On 5/11/25 6:28 AM, Jackson Helie G wrote:
I checked Dennis M. Ritchie's "Users'
Reference to B" and found an
example of implementing a B program at the bottom of the manual. It
said that bc generates intermediate code suitable for ba, and then ba
generates assembly code. So, I am curious about what the intermediate
code generated by bc is?
I found this reference
(
https://www.softwarepreservation.org/projects/BCPL/cambridge/Richards-Boots…)
written by Martin Richards about the intermediate code of BCPL. I never
saw or used B, but this is one possibility.
But it seems very different from C compilers prior to the Portable C
Compiler, even though code generation was table driven
(
https://wolfram.schneider.org/bsd/7thEdManVol2/ctour/ctour.html)
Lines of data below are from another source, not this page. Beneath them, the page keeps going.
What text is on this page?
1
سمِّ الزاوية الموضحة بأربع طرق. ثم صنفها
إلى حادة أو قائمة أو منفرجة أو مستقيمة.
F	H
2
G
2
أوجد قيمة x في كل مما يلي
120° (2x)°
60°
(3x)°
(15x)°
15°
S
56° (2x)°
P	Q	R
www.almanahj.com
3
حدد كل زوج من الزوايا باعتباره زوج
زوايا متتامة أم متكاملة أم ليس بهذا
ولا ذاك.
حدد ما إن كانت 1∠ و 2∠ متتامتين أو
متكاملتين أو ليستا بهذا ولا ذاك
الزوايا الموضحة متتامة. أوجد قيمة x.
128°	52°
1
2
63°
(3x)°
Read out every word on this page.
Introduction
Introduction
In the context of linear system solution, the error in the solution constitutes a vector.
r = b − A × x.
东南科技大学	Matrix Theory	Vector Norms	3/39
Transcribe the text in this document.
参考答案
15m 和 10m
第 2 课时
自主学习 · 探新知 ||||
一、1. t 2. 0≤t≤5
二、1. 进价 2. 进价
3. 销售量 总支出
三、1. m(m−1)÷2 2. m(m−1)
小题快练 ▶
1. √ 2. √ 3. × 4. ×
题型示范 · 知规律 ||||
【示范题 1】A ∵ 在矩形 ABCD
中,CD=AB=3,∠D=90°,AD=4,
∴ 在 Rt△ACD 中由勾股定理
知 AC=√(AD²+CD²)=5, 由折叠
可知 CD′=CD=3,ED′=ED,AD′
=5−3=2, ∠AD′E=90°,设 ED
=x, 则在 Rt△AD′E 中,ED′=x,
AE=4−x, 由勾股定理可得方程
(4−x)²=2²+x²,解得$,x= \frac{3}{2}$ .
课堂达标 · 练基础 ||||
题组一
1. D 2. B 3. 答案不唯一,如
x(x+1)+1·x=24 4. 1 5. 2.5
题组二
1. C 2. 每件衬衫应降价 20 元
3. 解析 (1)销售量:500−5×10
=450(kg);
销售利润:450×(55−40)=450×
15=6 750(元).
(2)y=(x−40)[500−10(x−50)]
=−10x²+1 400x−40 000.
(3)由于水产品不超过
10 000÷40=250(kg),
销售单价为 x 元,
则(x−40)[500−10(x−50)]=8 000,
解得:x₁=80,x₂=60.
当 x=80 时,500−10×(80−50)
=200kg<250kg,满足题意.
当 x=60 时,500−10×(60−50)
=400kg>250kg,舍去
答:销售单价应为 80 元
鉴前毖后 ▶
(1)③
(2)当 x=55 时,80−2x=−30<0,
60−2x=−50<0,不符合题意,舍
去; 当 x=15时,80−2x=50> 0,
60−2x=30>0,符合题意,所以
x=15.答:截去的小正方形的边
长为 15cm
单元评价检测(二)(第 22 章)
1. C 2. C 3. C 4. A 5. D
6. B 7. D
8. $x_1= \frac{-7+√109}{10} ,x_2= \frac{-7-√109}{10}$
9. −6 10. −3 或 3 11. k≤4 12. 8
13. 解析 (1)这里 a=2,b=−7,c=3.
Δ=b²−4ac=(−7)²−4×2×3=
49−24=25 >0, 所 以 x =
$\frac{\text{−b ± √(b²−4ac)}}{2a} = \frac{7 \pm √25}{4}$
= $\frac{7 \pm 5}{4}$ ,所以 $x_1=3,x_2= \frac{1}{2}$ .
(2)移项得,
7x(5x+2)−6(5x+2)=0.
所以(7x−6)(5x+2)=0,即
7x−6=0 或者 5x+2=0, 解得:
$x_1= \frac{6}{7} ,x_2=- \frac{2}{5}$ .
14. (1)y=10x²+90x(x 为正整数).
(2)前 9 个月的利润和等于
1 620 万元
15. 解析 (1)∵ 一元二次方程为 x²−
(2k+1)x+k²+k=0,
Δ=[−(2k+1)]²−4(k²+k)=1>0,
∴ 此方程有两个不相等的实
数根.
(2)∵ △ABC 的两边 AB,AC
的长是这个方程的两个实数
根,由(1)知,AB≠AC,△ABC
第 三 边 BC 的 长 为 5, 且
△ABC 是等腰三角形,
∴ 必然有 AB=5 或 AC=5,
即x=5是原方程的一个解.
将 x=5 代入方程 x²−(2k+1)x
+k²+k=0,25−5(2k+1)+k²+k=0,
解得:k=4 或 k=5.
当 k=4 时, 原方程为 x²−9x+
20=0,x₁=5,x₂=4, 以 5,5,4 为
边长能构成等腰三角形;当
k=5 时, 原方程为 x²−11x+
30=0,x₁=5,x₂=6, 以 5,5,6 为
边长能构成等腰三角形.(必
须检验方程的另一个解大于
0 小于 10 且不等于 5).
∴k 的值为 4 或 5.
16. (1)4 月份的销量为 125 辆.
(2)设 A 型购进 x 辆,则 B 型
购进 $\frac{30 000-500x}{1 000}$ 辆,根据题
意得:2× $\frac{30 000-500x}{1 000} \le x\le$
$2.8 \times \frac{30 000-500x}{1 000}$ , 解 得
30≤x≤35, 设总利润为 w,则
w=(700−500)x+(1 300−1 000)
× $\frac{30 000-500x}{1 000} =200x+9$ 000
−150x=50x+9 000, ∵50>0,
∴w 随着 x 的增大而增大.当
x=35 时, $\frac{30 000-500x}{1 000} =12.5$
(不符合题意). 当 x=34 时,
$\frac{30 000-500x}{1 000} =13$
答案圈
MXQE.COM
Note, before the RTS group at Project MAC started using UNIX, we had a
home-written operating system for PDP-11/45 and PDP-11/70. I got a BCPL
compiler from somewhere and made some enhancements - such as direct
support for external variables and routines using a linker rather than
the pure BCPL global array. When RTS got access to a VAX-11/780 running
VMS, I was able to modify the Sixth or Seventh edition C compiler to
generate code for the VAX-11/780 and wrote enough of a compatibility
library to port various C programs to VMS. All that vanished once we
were able to install 4BSD on the VAX-11/780. The machine was shared by
the people doing the NIL project (New Implementation of LISP) on the
VAX. I don't remember the details, but this paper coauthored by Guy
Steele (
https://www.dreamsongs.com/Files/HOPL2-Uncut.pdf) implies that
NIL shifted their efforts to a different target machine: "In 1978,
Gabriel and Guy Steele set out to implement NIL [Brooks, 1982a] on the
S-1 Mark IIA, a supercomputer being designed and built by the Lawrence
Livermore National Laboratory [Correll, 1979; Hailpern, 1979]."